Dans notre culture occidentale, la maladie est vue comme le fait d’une cause tangible sur laquelle il est possible d’agir. C’est notre réponse moderne au fatalisme qui prévalait dans les siècles passés et que nous ne supportons plus. Ainsi notre vision de la santé se cantonne à une lutte acharnée contre ce fatalisme, par la recherche de ces causes qu’un traitement éradiquera. Cette stratégie guerrière est en fait une guerre contre la nature, contre les microbes, les virus, les allergènes, les tumeurs, les mélanomes, etc. : toutes ces expressions naturelles dont on oublie de comprendre dans quelles circonstances et pourquoi elles se manifestent et deviennent malignes. Nous n’ignorons pas qu’une alimentation inappropriée, l’exposition à la pollution et quelques autres facteurs sont la cause première de ces manifestations naturelles. Mais la médecine ou plus exactement l’ensemble de notre système de santé, ne s’occupe pas de cela. Son rôle est de soigner. C’est la raison pour laquelle nous ne devrions pas parler de « système de santé », « de profession de santé », « de ministre de la santé », mais de « système de soins », de « profession de soins », de « ministre des soins ». S’il fallait mettre en place un vrai « ministère de la santé », il devrait s’occuper de la production alimentaire, de l’agriculture, de l’industrie chimique. Un vrai « système de santé » devrait en tout premier lieu garantir sinon une production alimentaire saine, du moins une information complète et sérieuse sur les produits mis sur le marché en procédant à des évaluations indépendantes.

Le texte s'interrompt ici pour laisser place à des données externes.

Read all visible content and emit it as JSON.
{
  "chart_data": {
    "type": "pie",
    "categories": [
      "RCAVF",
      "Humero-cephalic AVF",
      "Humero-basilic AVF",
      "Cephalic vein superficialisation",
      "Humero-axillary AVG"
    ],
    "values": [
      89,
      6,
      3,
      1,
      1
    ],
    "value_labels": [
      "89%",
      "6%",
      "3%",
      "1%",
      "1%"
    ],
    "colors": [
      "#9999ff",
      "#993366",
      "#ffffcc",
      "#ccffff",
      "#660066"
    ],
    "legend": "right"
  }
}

Cela devrait concerner non seulement les produits alimentaires mais aussi ceux qui interviennent dans la chaîne de production et de distribution tels que les produits phytosanitaires, les adjuvants chimiques, etc. Son rôle le plus important serait de promouvoir et structurer une agriculture de qualité axée sur la production maraichère et fruitière, une agro-écologie débarrassée des produits chimiques, qui restaure les sols au lieu de les appauvrir et qui soit capable de donner des fruits et des légumes nutritifs. En fait, les vrais acteurs de santé sont ceux qui, à contre-courant des politiques agricoles et industrielles, ont, ces quatre dernières décennies, consacré leur énergie et leur intelligence à cela : respecter la terre, les plantes et les animaux qui y vivent. Nul doute qu’un tel ministère en viendrait rapidement à décréter une priorité absolue à l’alimentation crue.